Dabei zeigen sich im Bereich Klima und Umwelt seit 2015 Fortschritte. In dieser Bewertungsdimension werden unter anderem Treibhausgas-Emissionen, Luftschadstoffe, aber auch der Flächenverbrauch berücksichtigt. Der Teilindex kann sich hier auf 105 verbessern: Vor allem Luftschadstoffe und Lärmbelastungen konnten reduziert werden, während die Treibhausgas-Emissionen nicht gemindert wurden.

Bei der Verkehrssicherheit ist mit einem Teilindex von 101 nur eine leichte Verbesserung erkennbar. Zwar gibt es seit 2015 weniger Personenschäden zu beklagen, gleichzeitig passierten insgesamt aber mehr Unfälle, wodurch die positive Entwicklung überlagert wurde. Hauptursache für fehlende Fortschritte im Zeitverlauf seit 2015 ist eine deutliche Verschlechterung des Faktors Zuverlässigkeit. Straßenstaus sowie Verspätungen und Ausfälle auf der Schiene führen dazu, dass der Teilindex auf 83 abfällt.

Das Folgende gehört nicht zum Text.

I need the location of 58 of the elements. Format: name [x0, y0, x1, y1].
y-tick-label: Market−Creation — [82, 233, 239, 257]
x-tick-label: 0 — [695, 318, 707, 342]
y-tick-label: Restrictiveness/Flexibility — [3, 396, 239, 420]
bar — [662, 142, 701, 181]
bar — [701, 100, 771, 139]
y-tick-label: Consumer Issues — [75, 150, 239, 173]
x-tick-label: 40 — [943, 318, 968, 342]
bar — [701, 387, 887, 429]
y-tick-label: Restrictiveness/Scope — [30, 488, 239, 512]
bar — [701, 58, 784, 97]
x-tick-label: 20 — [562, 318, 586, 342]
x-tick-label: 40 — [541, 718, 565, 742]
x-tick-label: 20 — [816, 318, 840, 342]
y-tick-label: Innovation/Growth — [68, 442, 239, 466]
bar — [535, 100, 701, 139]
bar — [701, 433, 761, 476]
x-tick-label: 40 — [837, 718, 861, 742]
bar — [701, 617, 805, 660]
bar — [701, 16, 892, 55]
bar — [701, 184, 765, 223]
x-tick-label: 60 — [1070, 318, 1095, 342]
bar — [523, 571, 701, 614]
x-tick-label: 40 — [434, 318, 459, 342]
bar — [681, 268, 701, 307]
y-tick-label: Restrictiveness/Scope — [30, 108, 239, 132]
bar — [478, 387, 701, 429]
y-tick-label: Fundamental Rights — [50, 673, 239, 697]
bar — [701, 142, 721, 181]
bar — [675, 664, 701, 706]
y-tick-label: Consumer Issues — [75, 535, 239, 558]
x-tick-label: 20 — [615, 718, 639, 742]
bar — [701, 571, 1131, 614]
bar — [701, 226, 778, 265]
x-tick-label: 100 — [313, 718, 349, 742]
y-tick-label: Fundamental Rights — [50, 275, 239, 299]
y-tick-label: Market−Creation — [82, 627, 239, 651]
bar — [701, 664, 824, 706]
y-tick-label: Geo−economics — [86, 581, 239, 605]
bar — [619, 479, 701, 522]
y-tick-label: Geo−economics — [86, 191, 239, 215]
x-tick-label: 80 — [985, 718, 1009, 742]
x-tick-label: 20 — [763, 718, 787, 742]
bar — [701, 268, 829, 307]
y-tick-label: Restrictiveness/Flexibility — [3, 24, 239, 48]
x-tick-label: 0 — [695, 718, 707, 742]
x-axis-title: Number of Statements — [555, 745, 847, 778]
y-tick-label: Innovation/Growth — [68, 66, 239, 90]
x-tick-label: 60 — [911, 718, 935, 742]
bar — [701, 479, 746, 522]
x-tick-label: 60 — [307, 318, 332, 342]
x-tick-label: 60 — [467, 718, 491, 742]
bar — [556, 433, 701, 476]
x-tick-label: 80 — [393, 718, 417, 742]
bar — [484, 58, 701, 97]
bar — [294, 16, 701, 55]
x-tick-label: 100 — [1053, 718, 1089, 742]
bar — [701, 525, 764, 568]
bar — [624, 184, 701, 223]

„Mit nachhaltiger Mobilität lassen sich die Lebensqualität der Menschen und die Lebensgrundlagen zukünftiger Generationen verbessern. Der neue ADAC Mobilitätsindex zeigt, dass sich das Verkehrssystem viel zu langsam in Richtung Nachhaltigkeit verändert. Schon um die erforderlichen Minderungen der CO2-Emissionen zu erzielen, muss sich der Wandel des Verkehrssystems erheblich beschleunigen", erklärte ADAC Verkehrspräsident Gerhard Hillebrand dazu.

Die Verbraucher müssten ihr Mobilitätsverhalten ändern, so Hillebrand. Sie müssten dazu aber auch in der Lage sein. Ohne einen schnelleren Ausbau des öffentlichen Verkehrs, der Ladeinfrastruktur oder von Radwegen werde dies nicht gelingen. Der ADAC Mobilitätsindex mache diese Zusammenhänge transparent, sagt der ADAC Verkehrspräsident.

„Es muss gelingen, Mobilität weiterhin zu ermöglichen und gleichzeitig die großen gesellschaftlichen Ziele zu erreichen. Der Index zeigt, dass es in den vergangenen Jahren nicht gelungen ist, nachhaltige Mobilität voranzutreiben. Die Anstrengungen müssen deshalb ebenso erhöht werden wie das Tempo.“

Der ADAC Mobilitätsindex zeigt die Entwicklung nachhaltiger Mobilität in den fünf Bewertungsdimensionen auf der Bundesebene. Da sich die Entwicklung regional teilweise erheblich unterscheidet, wurden zusätzlich Indizes für die 16 Bundesländer gebildet und in Steckbriefen dargestellt. Ein Großteil der Daten wird aus öffentlich zugänglichen Statistiken gewonnen. Quellen sind unter anderem das Statistische Bundesamt, das Kraftfahrt-Bundesamt und das Bundesinstitut für Bau-, Stadt- und Raumforschung. 2019 ist der Datenstand für die Erstveröffentlichung des ADAC Mobilitätsindexes.